MAIS ARGUMENTOS CONTRA A LIBERAÇÃO DA PLANTAÇÃO DE CANA-DE-AÇÚCAR NA AMAZÔNIA

Tasso Azevedo escreveu um artigo forte para O Globo que, pela tangente, pede para o Senado rejeitar o projeto de lei que autorizaria a plantação de cana-de-açúcar na Amazônia. O foco do artigo é a redução de emissões de gases de efeito estufa do país, onde o transporte responde por metade das emissões vindas da queima de fósseis. Azevedo enxerga um futuro eletrificado para os transportes, tendo o etanol um papel importante na transição do atual modelo fóssil para o futuro elétrico. Mas, para que o etanol continue sendo um combustível de baixa emissão, é imprescindível que o combustível não se torne vetor de desmatamento. E o risco disso acontecer, se for liberado o plantio na Amazônia, é muito grande. Mesmo que o projeto de lei só venha a autorizar o plantio em áreas desmatadas, a cana tenderia a empurrar o boi, que por sua vez empurraria o madeireiro, o garimpeiro e o grileiro que, estes sim, têm a motosserra nas mãos. Mas o empurrão inicial veio da cana, veio da soja. Na mesma direção, o Museu Emílio Goeldi também publicou um documento forte destacando que “é conhecido que a cana-de-açúcar é um cultivo com alta demanda de água. A maioria das áreas degradadas está próxima às bordas do bioma, onde a degradação já tem comprometido o fluxo de água. Esta é a principal razão pela qual as áreas degradadas da Amazônia necessitam ser restauradas: para prover serviços ecossistêmicos necessários ao aumento da capacidade produtiva e de melhoria da qualidade de vida das populações”.

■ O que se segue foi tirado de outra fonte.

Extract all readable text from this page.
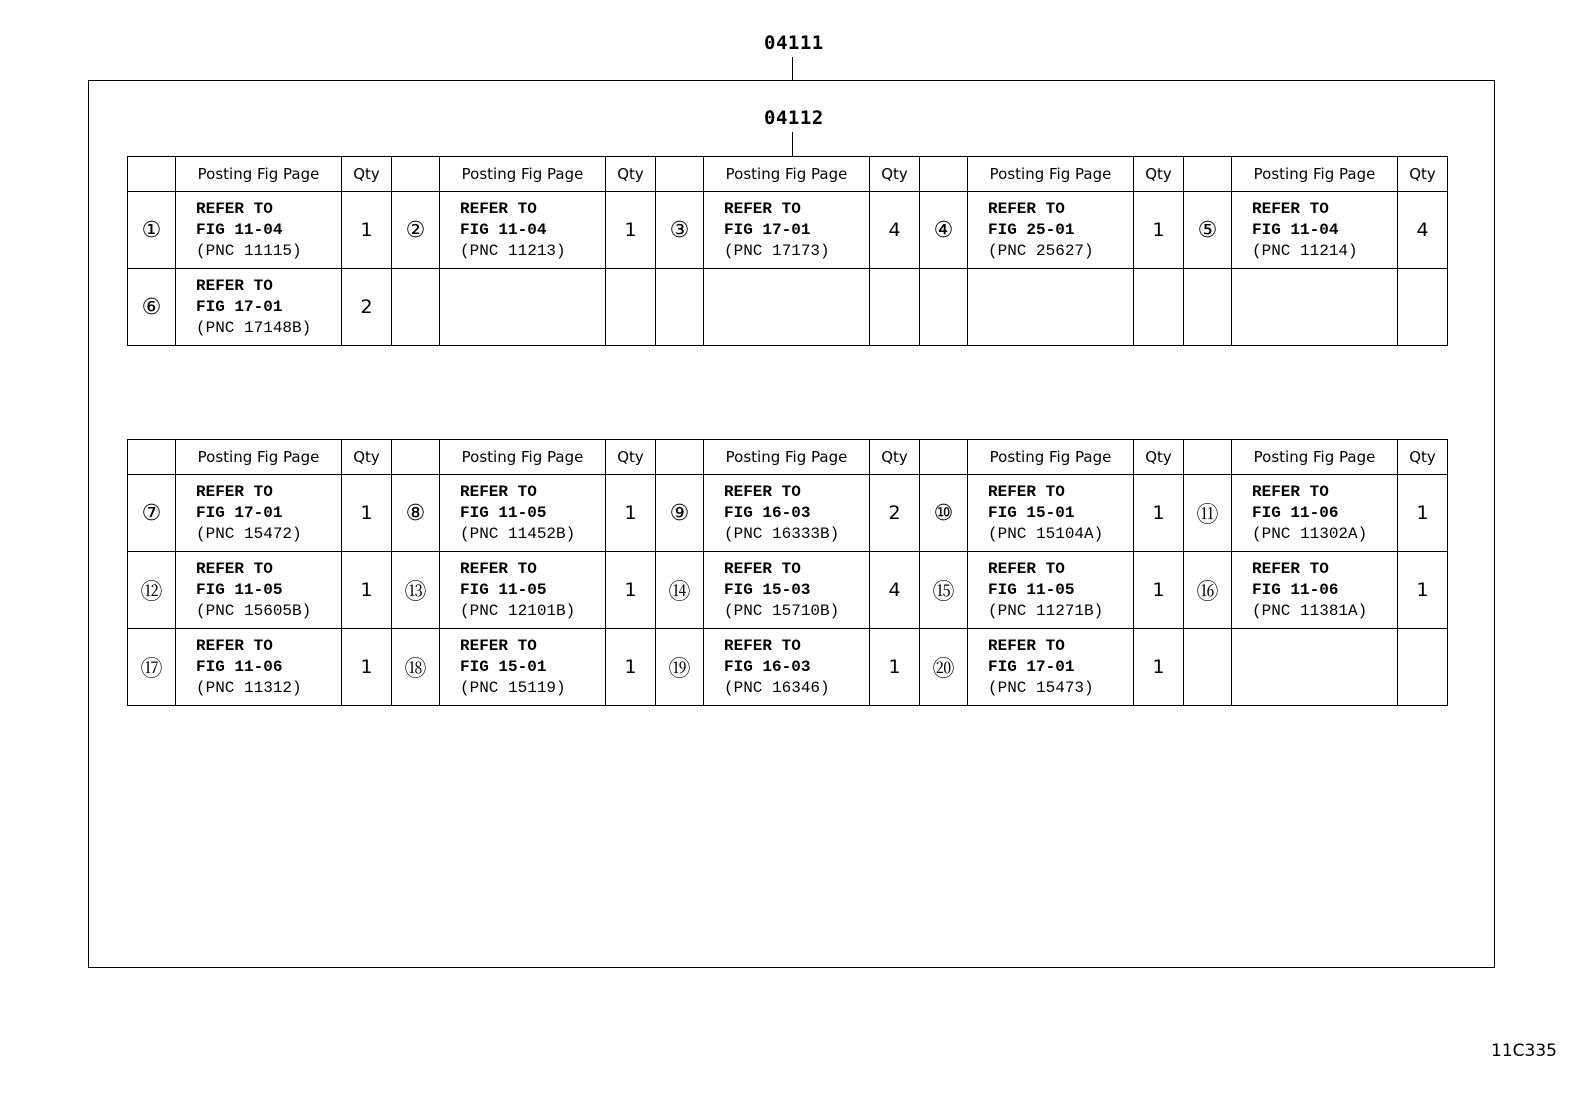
04111
04112
	Posting Fig Page	Qty		Posting Fig Page	Qty		Posting Fig Page	Qty		Posting Fig Page	Qty		Posting Fig Page	Qty
①	REFER TO
FIG 11-04
(PNC 11115)	1	②	REFER TO
FIG 11-04
(PNC 11213)	1	③	REFER TO
FIG 17-01
(PNC 17173)	4	④	REFER TO
FIG 25-01
(PNC 25627)	1	⑤	REFER TO
FIG 11-04
(PNC 11214)	4
⑥	REFER TO
FIG 17-01
(PNC 17148B)	2		

	Posting Fig Page	Qty		Posting Fig Page	Qty		Posting Fig Page	Qty		Posting Fig Page	Qty		Posting Fig Page	Qty
⑦	REFER TO
FIG 17-01
(PNC 15472)	1	⑧	REFER TO
FIG 11-05
(PNC 11452B)	1	⑨	REFER TO
FIG 16-03
(PNC 16333B)	2	⑩	REFER TO
FIG 15-01
(PNC 15104A)	1	⑪	REFER TO
FIG 11-06
(PNC 11302A)	1
⑫	REFER TO
FIG 11-05
(PNC 15605B)	1	⑬	REFER TO
FIG 11-05
(PNC 12101B)	1	⑭	REFER TO
FIG 15-03
(PNC 15710B)	4	⑮	REFER TO
FIG 11-05
(PNC 11271B)	1	⑯	REFER TO
FIG 11-06
(PNC 11381A)	1
⑰	REFER TO
FIG 11-06
(PNC 11312)	1	⑱	REFER TO
FIG 15-01
(PNC 15119)	1	⑲	REFER TO
FIG 16-03
(PNC 16346)	1	⑳	REFER TO
FIG 17-01
(PNC 15473)	1		

11C335
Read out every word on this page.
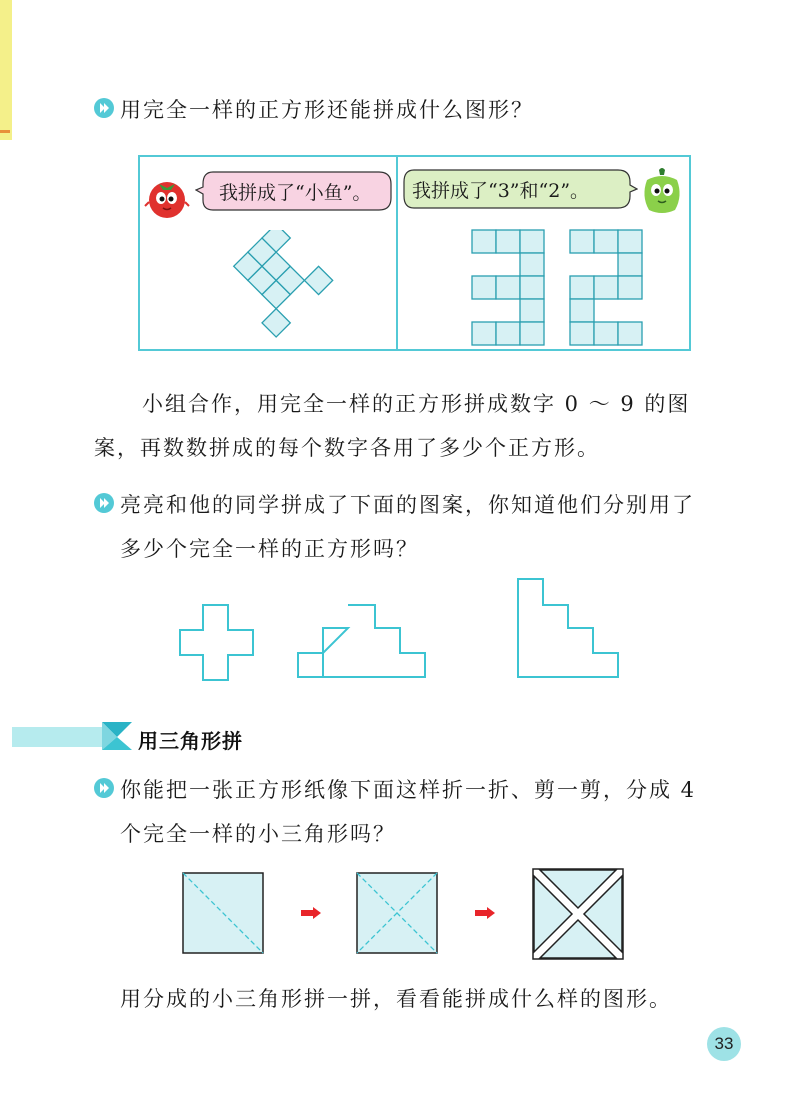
用完全一样的正方形还能拼成什么图形？
我拼成了“小鱼”。 我拼成了“3”和“2”。
小组合作，用完全一样的正方形拼成数字 0 ～ 9 的图
案，再数数拼成的每个数字各用了多少个正方形。
亮亮和他的同学拼成了下面的图案，你知道他们分别用了
多少个完全一样的正方形吗？
用三角形拼
你能把一张正方形纸像下面这样折一折、剪一剪，分成 4
个完全一样的小三角形吗？
用分成的小三角形拼一拼，看看能拼成什么样的图形。
33
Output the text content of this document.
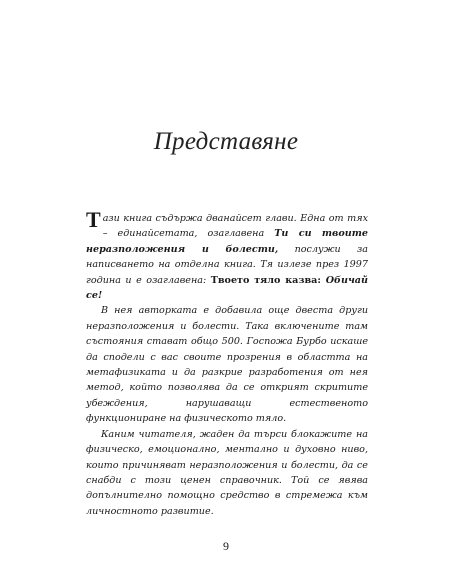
Представяне

Тази книга съдържа дванайсет глави. Една от тях – единайсетата, озаглавена Ти си твоите неразположения и болести, послужи за написването на отделна книга. Тя излезе през 1997 година и е озаглавена: Твоето тяло казва: Обичай се!

В нея авторката е добавила още двеста други неразположения и болести. Така включените там състояния стават общо 500. Госпожа Бурбо искаше да сподели с вас своите прозрения в областта на метафизиката и да разкрие разработения от нея метод, който позволява да се открият скритите убеждения, нарушаващи естественото функциониране на физическото тяло.

Каним читателя, жаден да търси блокажите на физическо, емоционално, ментално и духовно ниво, които причиняват неразположения и болести, да се снабди с този ценен справочник. Той се явява допълнително помощно средство в стремежа към личностното развитие.

9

Em tempo: nos últimos anos, o principal produto da cana tem sido o açúcar e não o etanol. Só em 2017, o Brasil exportou quase 30 milhões de toneladas e recebeu por isso US$ 11,4 bilhões. O que aconteceria se o açúcar brasileiro ficasse conhecido por desmatar a Amazônia?

https://oglobo.globo.com/opiniao/etanol-eletrons-22532593

http://sustentabilidade.estadao.com.br/noticias/geral,museu-emilio-goeldi-alerta-que-cana-na-amazonia-pode-piorar-oferta-de-agua,70002245882

 

GOVERNO QUER ENGORDAR AINDA MAIS OS COFRES DAS PETROLEIRAS

Estão previstos para este ano mais leilões de áreas do pré-sal e, aparentemente, o incentivo de centenas de bilhões dado no ano passado por meio da apelidada MP do Trilhão já não motiva tanto. As petroleiras, incluindo a Petrobrás, reclamam de uma das condições do contrato: a de que o pagamento do bônus na assinatura deveria ser feito de uma só vez. No ano passado, o tesoureiro-mor estava buscando arrecadar dinheiro de qualquer lugar. Mas, neste ano, ou a bondade amoleceu os corações do Planalto ou alguém calculou que a dificuldade de fechar as contas deste ano já não é tão desesperadora e que, assim, seria interessante garantir entradas para os próximos anos, principalmente se as forças que hoje detêm o poder de alguma forma sigam em suas cadeiras. Seja qual for o motivo, as ‘pobres’ Petrobras, Exxon, Shell, BP et caterva agradecem.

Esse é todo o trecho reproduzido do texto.